Models

Jabberjay bundles seven model families. Each is downloaded from Hugging Face Hub on first use and cached locally.

Choosing a model

Model	Type	Datasets	Requires
VIT	Vision Transformer	ASVspoof2019, ASVspoof5, VoxCelebSpoof	`dataset`, `visualisation`
AST	Audio Spectrogram Transformer	ASVspoof2019, ASVspoof5, VoxCelebSpoof	`dataset`
Wav2Vec2	Self-supervised transformer	ASVspoof2019	—
HuBERT	Self-supervised transformer	In-The-Wild	—
WavLM	Self-supervised transformer	Mixed deepfake	—
RawNet2	End-to-end CNN	ASVspoof 2021	—
Classical	KNN classifier	ASVspoof2019	—

Simple rule of thumb:

For a quick, general-purpose result — use WavLM or HuBERT
For the lowest error rate on In-The-Wild audio — use HuBERT (EER 1.43%)
For a lightweight baseline with no deep learning — use Classical
To sweep all models and compare — use jj.load() once, then call jj.detect() for each

VIT

Vision Transformer classifiers that convert the audio to a 2D image (spectrogram) and classify it visually.
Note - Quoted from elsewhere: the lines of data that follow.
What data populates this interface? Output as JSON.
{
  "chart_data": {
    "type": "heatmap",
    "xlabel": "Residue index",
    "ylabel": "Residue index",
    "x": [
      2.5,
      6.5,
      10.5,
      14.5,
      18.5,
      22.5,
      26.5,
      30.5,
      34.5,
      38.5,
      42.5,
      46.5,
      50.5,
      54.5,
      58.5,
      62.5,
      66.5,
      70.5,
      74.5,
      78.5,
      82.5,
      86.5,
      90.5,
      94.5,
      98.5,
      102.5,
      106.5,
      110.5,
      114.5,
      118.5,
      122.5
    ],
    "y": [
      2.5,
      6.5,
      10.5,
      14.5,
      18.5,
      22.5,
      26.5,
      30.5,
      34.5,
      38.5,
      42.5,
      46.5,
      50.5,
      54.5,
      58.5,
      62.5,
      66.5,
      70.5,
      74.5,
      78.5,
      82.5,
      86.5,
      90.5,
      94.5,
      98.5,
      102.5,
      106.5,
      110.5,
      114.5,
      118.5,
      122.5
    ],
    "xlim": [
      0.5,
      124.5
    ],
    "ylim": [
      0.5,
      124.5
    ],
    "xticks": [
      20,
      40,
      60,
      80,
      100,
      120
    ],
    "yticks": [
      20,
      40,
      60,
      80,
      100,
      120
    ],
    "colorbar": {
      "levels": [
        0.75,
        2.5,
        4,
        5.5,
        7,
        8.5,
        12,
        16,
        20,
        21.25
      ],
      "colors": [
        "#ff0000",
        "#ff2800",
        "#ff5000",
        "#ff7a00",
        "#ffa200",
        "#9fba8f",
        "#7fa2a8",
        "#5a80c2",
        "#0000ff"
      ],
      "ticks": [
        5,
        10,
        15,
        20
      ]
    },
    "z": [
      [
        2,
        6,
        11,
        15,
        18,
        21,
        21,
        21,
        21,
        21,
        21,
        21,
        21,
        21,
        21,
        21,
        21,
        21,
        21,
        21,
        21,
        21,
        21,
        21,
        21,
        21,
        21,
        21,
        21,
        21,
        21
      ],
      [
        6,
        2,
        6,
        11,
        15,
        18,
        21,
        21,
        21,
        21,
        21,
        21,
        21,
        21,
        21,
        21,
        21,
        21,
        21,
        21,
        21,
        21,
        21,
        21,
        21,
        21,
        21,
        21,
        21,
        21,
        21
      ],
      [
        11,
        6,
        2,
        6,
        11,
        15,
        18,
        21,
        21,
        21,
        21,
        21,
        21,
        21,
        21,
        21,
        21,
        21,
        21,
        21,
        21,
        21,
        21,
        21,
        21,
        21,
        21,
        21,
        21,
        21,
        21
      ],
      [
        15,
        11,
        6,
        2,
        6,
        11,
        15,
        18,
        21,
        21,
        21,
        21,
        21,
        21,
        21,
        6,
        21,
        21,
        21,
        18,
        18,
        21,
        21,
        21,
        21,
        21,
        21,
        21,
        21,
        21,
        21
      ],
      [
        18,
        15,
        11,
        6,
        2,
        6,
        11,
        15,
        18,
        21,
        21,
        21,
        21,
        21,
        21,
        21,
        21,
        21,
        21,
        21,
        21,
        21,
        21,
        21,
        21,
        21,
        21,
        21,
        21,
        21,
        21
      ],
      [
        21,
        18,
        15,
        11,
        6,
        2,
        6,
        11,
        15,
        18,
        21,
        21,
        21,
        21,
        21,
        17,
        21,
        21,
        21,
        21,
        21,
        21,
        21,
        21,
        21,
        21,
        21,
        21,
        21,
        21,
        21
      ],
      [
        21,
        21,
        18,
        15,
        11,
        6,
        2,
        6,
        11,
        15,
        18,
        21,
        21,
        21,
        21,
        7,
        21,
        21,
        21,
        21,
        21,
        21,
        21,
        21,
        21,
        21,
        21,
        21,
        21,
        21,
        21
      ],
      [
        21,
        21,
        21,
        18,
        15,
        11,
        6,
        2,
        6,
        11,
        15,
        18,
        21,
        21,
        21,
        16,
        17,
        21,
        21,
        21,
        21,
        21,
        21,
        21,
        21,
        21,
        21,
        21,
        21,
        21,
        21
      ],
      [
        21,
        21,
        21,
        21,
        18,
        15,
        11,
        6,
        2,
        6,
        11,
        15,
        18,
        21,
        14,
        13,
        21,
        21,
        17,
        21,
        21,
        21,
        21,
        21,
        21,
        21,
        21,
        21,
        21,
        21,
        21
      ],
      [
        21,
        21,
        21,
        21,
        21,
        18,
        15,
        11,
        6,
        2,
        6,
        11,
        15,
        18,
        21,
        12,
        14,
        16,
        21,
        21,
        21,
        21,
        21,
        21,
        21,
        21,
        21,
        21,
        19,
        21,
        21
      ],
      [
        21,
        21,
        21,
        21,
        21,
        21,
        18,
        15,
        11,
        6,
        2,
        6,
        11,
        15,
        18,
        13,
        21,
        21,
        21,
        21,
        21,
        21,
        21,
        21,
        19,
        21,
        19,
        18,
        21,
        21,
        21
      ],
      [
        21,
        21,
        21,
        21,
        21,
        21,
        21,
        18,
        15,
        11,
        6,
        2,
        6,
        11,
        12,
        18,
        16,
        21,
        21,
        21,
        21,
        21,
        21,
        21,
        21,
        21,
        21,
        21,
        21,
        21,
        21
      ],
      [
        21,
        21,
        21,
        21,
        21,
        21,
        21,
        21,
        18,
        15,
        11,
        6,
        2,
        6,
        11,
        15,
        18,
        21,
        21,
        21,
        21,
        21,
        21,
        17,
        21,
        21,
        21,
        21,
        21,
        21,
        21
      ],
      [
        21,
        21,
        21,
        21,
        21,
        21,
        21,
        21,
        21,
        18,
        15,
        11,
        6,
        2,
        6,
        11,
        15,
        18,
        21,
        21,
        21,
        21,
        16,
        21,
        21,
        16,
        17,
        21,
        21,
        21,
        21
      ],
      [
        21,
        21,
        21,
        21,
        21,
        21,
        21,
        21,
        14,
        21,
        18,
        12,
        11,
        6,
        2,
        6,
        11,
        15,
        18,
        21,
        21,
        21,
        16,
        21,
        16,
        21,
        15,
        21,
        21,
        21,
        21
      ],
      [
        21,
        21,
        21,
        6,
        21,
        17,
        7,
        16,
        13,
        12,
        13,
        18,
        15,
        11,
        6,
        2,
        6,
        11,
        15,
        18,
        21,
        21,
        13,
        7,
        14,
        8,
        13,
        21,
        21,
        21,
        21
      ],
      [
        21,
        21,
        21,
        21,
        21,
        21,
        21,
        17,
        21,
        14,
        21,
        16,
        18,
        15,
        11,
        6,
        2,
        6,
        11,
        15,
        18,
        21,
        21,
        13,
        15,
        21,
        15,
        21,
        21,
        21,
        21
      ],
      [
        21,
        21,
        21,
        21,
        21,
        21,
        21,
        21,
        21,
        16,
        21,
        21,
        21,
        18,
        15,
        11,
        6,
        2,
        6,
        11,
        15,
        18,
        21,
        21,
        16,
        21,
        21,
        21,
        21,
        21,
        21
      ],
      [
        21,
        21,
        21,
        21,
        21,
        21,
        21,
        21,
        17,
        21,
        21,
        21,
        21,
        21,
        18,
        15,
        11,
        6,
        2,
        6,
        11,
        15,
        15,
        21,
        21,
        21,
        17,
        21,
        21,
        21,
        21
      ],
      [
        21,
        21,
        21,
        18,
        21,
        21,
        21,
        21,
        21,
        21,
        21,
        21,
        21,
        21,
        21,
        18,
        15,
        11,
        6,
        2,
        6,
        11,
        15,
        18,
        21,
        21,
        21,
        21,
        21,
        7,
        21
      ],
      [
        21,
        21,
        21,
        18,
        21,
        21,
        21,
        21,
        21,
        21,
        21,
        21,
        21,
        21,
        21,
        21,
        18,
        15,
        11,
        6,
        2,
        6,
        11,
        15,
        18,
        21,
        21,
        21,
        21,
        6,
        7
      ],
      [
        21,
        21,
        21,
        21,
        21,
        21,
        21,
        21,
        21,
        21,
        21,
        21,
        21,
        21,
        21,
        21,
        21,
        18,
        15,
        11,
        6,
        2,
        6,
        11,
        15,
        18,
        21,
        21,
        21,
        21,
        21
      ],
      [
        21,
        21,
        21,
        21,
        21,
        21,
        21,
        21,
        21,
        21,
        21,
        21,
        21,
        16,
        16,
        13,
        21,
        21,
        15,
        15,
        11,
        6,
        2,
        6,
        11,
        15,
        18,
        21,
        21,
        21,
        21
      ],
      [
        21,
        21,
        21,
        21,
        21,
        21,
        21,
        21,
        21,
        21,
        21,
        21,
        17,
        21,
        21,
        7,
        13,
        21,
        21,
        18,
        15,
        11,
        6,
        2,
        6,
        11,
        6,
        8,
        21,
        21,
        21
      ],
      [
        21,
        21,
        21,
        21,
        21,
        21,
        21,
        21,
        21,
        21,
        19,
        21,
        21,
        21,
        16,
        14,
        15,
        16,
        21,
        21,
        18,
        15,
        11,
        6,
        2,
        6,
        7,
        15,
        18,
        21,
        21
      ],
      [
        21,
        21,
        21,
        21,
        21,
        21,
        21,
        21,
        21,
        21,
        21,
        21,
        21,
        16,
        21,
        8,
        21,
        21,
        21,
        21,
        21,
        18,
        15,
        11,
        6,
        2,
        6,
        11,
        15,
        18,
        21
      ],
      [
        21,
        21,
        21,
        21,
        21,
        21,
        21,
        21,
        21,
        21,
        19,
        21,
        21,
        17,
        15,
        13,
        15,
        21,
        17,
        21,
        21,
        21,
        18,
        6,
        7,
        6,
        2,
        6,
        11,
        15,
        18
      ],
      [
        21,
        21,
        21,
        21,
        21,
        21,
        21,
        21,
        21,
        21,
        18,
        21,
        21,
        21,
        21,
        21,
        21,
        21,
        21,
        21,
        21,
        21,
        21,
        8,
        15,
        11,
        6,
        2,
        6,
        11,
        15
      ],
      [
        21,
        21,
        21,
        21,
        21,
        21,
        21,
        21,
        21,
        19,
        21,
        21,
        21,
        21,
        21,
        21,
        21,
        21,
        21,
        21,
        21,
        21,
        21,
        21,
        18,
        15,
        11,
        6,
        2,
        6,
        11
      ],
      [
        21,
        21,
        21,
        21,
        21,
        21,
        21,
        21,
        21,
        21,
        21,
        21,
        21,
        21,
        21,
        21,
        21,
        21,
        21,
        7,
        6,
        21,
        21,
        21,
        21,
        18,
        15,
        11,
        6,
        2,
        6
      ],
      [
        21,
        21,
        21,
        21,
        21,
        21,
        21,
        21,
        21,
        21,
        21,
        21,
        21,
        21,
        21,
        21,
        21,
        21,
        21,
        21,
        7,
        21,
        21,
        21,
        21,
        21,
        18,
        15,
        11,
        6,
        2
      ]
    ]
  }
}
Nine variants, covering three visualisation types × three training datasets:

Visualisation	ASVspoof2019	ASVspoof5	VoxCelebSpoof
ConstantQ	✓	✓	✓
MelSpectrogram	✓	✓	✓
MFCC	✓	✓	✓

jj.detect("audio.wav", model="VIT", dataset="VoxCelebSpoof", visualisation="ConstantQ")
jj.detect("audio.wav", model="VIT", dataset="ASVspoof2019", visualisation="MFCC")
jj.detect("audio.wav", model="VIT", dataset="ASVspoof5", visualisation="MelSpectrogram")

Visualisations:

ConstantQ — Constant-Q transform; good frequency resolution across the full spectrum
MelSpectrogram — Mel-scaled spectrogram; perceptually motivated, widely used in speech
MFCC — Mel-frequency cepstral coefficients; compact and speech-focused

AST

Audio Spectrogram Transformer. Applies a transformer directly to a patch-based spectrogram without a CNN backbone.

Available for ASVspoof2019, ASVspoof5, and VoxCelebSpoof datasets.

jj.detect("audio.wav", model="AST")  # defaults to VoxCelebSpoof
jj.detect("audio.wav", model="AST", dataset="VoxCelebSpoof")
jj.detect("audio.wav", model="AST", dataset="ASVspoof2019")

Note

dataset is optional for AST and defaults to VoxCelebSpoof if not specified.

Wav2Vec2

Gustking/wav2vec2-large-xlsr-deepfake-audio-classification

Wav2Vec2-XLSR-300M fine-tuned on ASVspoof2019. EER 4.01%.

jj.detect("audio.wav", model="Wav2Vec2")

HuBERT

abhishtagatya/hubert-base-960h-itw-deepfake

HuBERT-base fine-tuned on the In-The-Wild dataset. EER 1.43% — the lowest of all bundled models on real-world audio.

jj.detect("audio.wav", model="HuBERT")

WavLM

DavidCombei/wavLM-base-Deepfake_V2

WavLM-base fine-tuned on a mixed deepfake dataset.

jj.detect("audio.wav", model="WavLM")

RawNet2

End-to-end anti-spoofing network via rawnet2-antispoofing, with weights from ASVspoof 2021. Operates directly on raw waveforms — no feature extraction step.

jj.detect("audio.wav", model="RawNet2")

Note

scores is None for RawNet2 — only label, is_bonafide, and confidence are populated.

Classical

Feature-based KNN classifier trained on ASVspoof2019. Extracts hand-crafted audio features (MFCCs, spectral features) and classifies with k-nearest neighbours. Fast and dependency-light compared to the transformer models.

jj.detect("audio.wav", model="Classical")

Note

scores is None for Classical — only label, is_bonafide, and confidence are populated.